At boot time each VM owns a mutually exclusive subset of memory pages, as configured by the manifest. These pages are all identity mapped in the stage 2 page table which Hafnium manages for the VM, so that it has full access to use them however it wishes.

Hafnium maintains state of which VM owns each page, and which VMs have access to it. It does this using the stage 2 page tables of the VMs, with some extra application-defined bits in the page table entries. A VM may share, lend or donate memory pages to another VM using the appropriate SPCI requests. A given page of memory may never be shared with more than two VMs, either in terms of ownership or access. Thus, the following states are possible for each page, for some values of X and Y:

  • Owned by VM X, accessible only by VM X
    • This is the initial state for each page, and also the state of a page that has been donated.
  • Owned by VM X, accessible only by VM Y
    • This state is reached when a page is lent.
  • Owned by VM X, accessible by VMs X and Y
    • This state is reached when a page is shared.
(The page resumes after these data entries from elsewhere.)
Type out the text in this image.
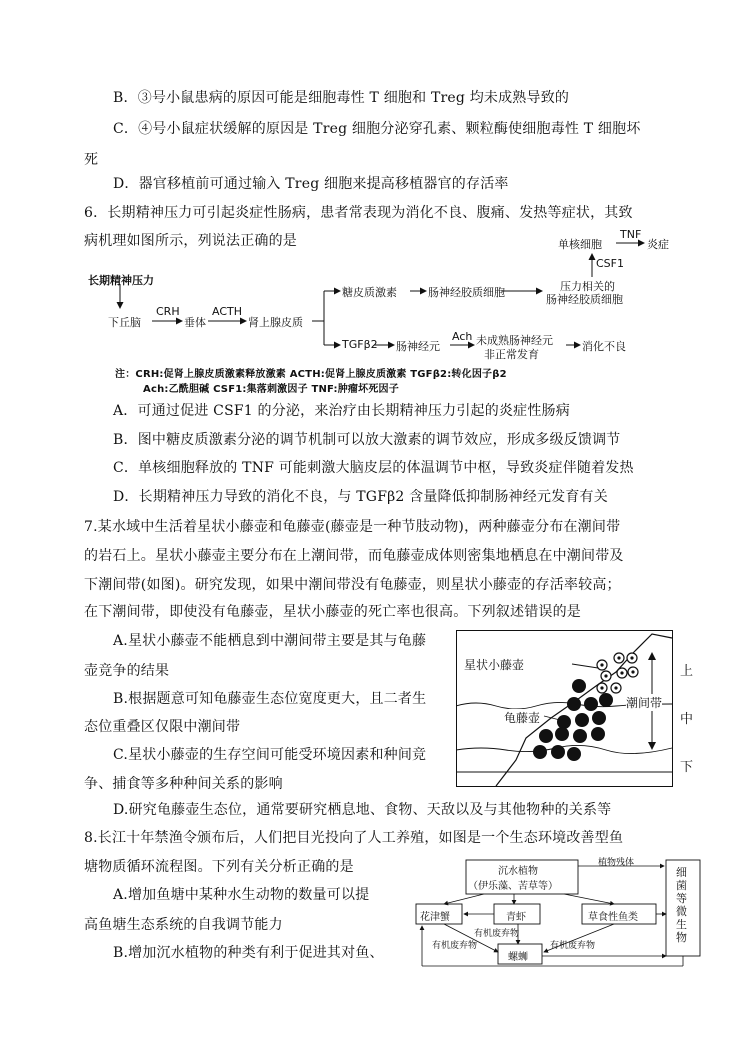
B．③号小鼠患病的原因可能是细胞毒性 T 细胞和 Treg 均未成熟导致的
C．④号小鼠症状缓解的原因是 Treg 细胞分泌穿孔素、颗粒酶使细胞毒性 T 细胞坏
死
D．器官移植前可通过输入 Treg 细胞来提高移植器官的存活率
6．长期精神压力可引起炎症性肠病，患者常表现为消化不良、腹痛、发热等症状，其致
病机理如图所示，列说法正确的是
长期精神压力
下丘脑
CRH
垂体
ACTH
肾上腺皮质
糖皮质激素	肠神经胶质细胞	压力相关的
肠神经胶质细胞
CSF1
单核细胞
TNF
炎症
TGFβ2 肠神经元
Ach 未成熟肠神经元
非正常发育
消化不良
注：CRH:促肾上腺皮质激素释放激素 ACTH:促肾上腺皮质激素 TGFβ2:转化因子β2
Ach:乙酰胆碱 CSF1:集落刺激因子 TNF:肿瘤坏死因子
A．可通过促进 CSF1 的分泌，来治疗由长期精神压力引起的炎症性肠病
B．图中糖皮质激素分泌的调节机制可以放大激素的调节效应，形成多级反馈调节
C．单核细胞释放的 TNF 可能刺激大脑皮层的体温调节中枢，导致炎症伴随着发热
D．长期精神压力导致的消化不良，与 TGFβ2 含量降低抑制肠神经元发育有关
7.某水域中生活着星状小藤壶和龟藤壶(藤壶是一种节肢动物)，两种藤壶分布在潮间带
的岩石上。星状小藤壶主要分布在上潮间带，而龟藤壶成体则密集地栖息在中潮间带及
下潮间带(如图)。研究发现，如果中潮间带没有龟藤壶，则星状小藤壶的存活率较高；
在下潮间带，即使没有龟藤壶，星状小藤壶的死亡率也很高。下列叙述错误的是
A.星状小藤壶不能栖息到中潮间带主要是其与龟藤
壶竞争的结果
B.根据题意可知龟藤壶生态位宽度更大，且二者生
态位重叠区仅限中潮间带
C.星状小藤壶的生存空间可能受环境因素和种间竞
争、捕食等多种种间关系的影响
星状小藤壶
龟藤壶
潮间带
上
中
下
D.研究龟藤壶生态位，通常要研究栖息地、食物、天敌以及与其他物种的关系等
8.长江十年禁渔令颁布后，人们把目光投向了人工养殖，如图是一个生态环境改善型鱼
塘物质循环流程图。下列有关分析正确的是
A.增加鱼塘中某种水生动物的数量可以提
高鱼塘生态系统的自我调节能力
B.增加沉水植物的种类有利于促进其对鱼、
沉水植物
（伊乐藻、苦草等）
植物残体
花津蟹	青虾	草食性鱼类
螺蛳
有机废弃物
有机废弃物	有机废弃物
细菌等微生物
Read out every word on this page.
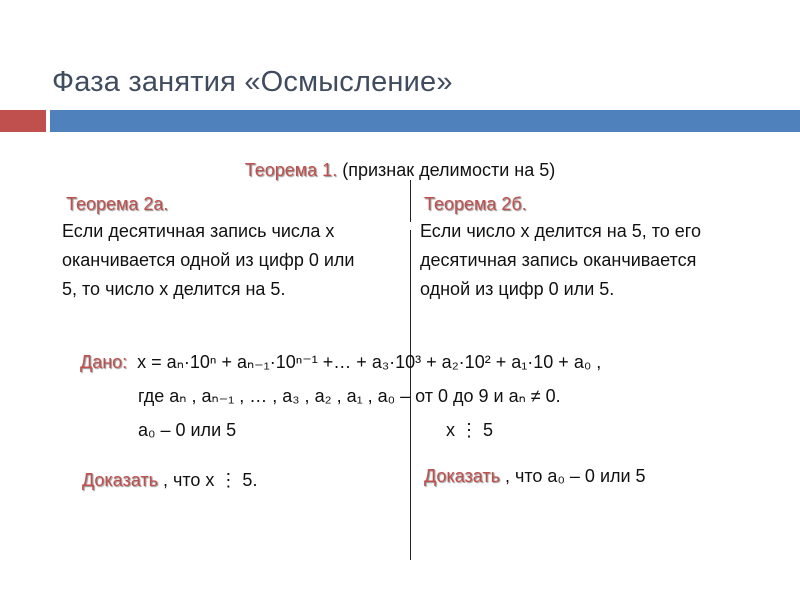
Фаза занятия «Осмысление»
Теорема 1. (признак делимости на 5)
Теорема 2а.	Теорема 2б.
Если десятичная запись числа x
оканчивается одной из цифр 0 или
5, то число x делится на 5.
Если число x делится на 5, то его
десятичная запись оканчивается
одной из цифр 0 или 5.
Дано: x = aₙ·10ⁿ + aₙ₋₁·10ⁿ⁻¹ +… + a₃·10³ + a₂·10² + a₁·10 + a₀ ,
где aₙ , aₙ₋₁ , … , a₃ , a₂ , a₁ , a₀ – от 0 до 9 и aₙ ≠ 0.
a₀ – 0 или 5	x ⋮ 5
Доказать , что x ⋮ 5.	Доказать , что a₀ – 0 или 5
For now, in the interests of simplicity, Hafnium always uses identity mapping in all page tables it manages (stage 2 page tables for VMs, and stage 1 for itself) – i.e. the IPA (intermediate physical address) is always equal to the PA (physical address) in the stage 2 page table, if it is mapped at all.

Devices

From Hafnium's point of view a device consists of:

  • An MMIO address range (i.e. a set of pages).
  • A set of interrupts that the device may generate.
  • Some IOMMU configuration associated with the device.

For now, each device is associated with exactly one VM, which is statically assigned at boot time (through the manifest) and cannot be changed at runtime.

Hafnium is responsible for mapping the device‘s MMIO pages into the owning VM’s stage 2 page table with the appropriate attributes, and for configuring the IOMMU so that the device can only access the memory that is accessible by its owning VM. This needs to be kept in sync as the VM's memory access changes with memory sharing operations. Hafnium may also need to re-initialise the IOMMU if the device is powered off and powered on again.

The primary VM is responsible for forwarding interrupts to the owning VM, in case the device is owned by a secondary VM. This does mean that a compromised primary VM may choose not to forward interrupts, or to inject spurious interrupts, but this is consistent with our security model that secondary VMs are not guaranteed any level of availability.